All right then: she’d deliver it, in Jeptha’s name.

“Hey,” she called. “You’re one of the Truitt boys.”

“Arch,” he whispered, wincing up at the windows over the alley.

She nodded. They stood together on the worn-down black-and-white tile spelling out TRUITT. She would not look through the window; she handed the boy the case. She must have seemed to him an apparition. “From Jeptha,” she whispered.

“What is it?”

“Look.”

He balanced the case on one knee—it was difficult, he was still full of beer—and opened it, and saw the battered avid face, and though five minutes before he would not have remembered the doll on his own, he felt that swoony sensation of childhood unexpectedly returned: as though she’d fallen through time, back into his arms. Ever since Arch had been stood up by a ghost, he’d been unmoored, had twice been found by the police passed out in places he shouldn’t have been—first in the passenger seat of a truck owned by his friend Phillip, who was busy stealing a rocking chair off somebody’s back porch; then in the white leather examination chair of his girlfriend’s dentist father at four in the morning. But this doll. He was drunk. He thought it might reform him. He looked up to thank the apparition—LuEtta was right, that was what she seemed like—but she had already gone.

LuEtta Mood Arrison was nearly to the trolley station when she thought she should have asked the kid to let her take a look inside Truitt’s. Empty, she might have been able to bear it. Maybe Jeptha was right, and on the other side of some door at the alley, Bertha Truitt was straightening her clothing. Flying through time will knock the hat right off your head! It will twist your skirts! It will unbutton everything! Get yourself straight: then open the door and look for the people who love you.

Except of course everyone was gone. Leviticus dead, Jeptha dead, all of the cats of her personal acquaintance, her daughter gone. Why would Bertha time travel here? They had already missed her. Go back further. Use all your celestial stereoptical gizmos to find the right spot. Your darlings are alive, plenty of future ahead of them. It isn’t too late to change things.

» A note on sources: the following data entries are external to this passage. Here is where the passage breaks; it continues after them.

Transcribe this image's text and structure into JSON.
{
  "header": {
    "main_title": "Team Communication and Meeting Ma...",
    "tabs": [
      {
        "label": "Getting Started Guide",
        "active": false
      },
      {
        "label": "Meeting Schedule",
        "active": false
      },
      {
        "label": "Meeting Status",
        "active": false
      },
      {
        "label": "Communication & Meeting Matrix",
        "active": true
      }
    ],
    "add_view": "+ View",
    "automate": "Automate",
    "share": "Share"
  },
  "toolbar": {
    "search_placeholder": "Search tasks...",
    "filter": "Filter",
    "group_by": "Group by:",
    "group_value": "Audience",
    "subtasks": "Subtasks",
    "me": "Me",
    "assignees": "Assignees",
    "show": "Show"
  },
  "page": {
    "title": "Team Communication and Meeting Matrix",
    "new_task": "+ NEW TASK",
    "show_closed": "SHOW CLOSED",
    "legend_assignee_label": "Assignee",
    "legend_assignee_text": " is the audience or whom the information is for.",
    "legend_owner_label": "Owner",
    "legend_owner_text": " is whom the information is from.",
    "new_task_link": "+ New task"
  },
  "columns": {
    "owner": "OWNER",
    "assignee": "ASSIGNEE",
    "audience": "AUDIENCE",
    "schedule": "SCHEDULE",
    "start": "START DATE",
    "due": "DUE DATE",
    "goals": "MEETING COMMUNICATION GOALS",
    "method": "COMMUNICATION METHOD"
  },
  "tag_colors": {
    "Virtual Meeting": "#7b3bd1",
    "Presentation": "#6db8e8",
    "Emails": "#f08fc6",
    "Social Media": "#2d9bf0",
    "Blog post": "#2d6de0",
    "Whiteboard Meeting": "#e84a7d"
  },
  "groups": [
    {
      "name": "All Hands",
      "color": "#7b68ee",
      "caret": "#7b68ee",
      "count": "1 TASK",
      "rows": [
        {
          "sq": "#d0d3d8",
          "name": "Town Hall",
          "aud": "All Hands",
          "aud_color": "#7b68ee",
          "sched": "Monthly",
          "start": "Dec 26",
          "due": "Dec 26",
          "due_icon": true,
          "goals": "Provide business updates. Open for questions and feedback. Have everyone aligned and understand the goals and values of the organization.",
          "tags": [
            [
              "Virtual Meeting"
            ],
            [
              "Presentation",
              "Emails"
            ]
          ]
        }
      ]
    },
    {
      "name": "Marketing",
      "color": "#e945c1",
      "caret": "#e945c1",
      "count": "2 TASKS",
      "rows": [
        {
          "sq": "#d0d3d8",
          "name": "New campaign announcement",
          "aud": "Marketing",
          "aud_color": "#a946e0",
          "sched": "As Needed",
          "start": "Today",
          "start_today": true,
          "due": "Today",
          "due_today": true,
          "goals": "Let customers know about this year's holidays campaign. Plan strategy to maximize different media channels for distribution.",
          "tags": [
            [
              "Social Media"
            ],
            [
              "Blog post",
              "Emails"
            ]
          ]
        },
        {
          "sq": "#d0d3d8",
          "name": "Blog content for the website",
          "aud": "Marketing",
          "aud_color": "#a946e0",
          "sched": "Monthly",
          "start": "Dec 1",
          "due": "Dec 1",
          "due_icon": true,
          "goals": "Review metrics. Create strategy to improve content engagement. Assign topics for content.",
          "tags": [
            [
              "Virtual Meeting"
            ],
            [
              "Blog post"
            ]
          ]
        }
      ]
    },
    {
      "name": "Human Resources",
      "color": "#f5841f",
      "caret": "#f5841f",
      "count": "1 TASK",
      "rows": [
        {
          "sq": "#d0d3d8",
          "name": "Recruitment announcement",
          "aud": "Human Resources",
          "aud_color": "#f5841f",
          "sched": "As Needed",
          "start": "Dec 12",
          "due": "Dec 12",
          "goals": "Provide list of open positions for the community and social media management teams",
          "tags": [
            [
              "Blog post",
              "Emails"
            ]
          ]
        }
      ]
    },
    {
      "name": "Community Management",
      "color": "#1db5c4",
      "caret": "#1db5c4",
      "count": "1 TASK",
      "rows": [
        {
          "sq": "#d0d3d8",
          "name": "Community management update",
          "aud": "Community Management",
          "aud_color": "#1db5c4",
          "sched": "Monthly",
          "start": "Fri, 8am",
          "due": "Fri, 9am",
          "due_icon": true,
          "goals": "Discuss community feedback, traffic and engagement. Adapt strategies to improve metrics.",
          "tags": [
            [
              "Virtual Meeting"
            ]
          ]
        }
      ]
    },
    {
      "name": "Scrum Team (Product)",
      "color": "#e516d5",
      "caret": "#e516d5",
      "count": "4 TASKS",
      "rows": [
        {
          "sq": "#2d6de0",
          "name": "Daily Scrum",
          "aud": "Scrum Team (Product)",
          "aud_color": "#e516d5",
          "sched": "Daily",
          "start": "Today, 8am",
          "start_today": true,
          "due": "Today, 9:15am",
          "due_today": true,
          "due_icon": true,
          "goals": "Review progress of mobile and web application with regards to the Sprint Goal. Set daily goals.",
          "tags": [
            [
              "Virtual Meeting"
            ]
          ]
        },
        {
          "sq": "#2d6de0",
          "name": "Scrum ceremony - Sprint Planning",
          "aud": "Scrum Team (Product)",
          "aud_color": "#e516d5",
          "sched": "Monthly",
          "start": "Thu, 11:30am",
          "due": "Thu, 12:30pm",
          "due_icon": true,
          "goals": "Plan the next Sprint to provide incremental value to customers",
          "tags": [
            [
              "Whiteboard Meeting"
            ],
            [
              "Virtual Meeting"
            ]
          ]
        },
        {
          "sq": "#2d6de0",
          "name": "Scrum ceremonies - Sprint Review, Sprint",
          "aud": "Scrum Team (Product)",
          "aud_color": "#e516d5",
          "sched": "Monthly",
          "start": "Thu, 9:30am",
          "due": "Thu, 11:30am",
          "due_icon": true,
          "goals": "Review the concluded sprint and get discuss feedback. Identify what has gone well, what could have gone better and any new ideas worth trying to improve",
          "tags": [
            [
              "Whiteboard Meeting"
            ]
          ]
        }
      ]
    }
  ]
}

Don’t go back for her, LuEtta. Remember what happened the last time you looked.





Betty Among the Pins


Minna had a trio. Margaret remembered her saying so but didn’t know what that meant until one Saturday matinee at the Gearheart Theater, when she watched a wartime comedy featuring some dumb comedy team, a fat man and a thin man in suits. In a musical number set at a USO show, there was Minna in a cocktail dress, playing the drums behind a bass player and saxophone player, and singing: Swing me, Daddy, to a reveille beat. A trio. Three of them. A family. She watched Minna greedily, and though she knew it was impossible she believed in some way that Minna was able to see her in the Gearheart, would be able to sense her love. In the credits: Minna Sprague and her Canadian Cats. It was shocking to see a woman drum the way Minna did, with rapture and abandon. That was the province of men.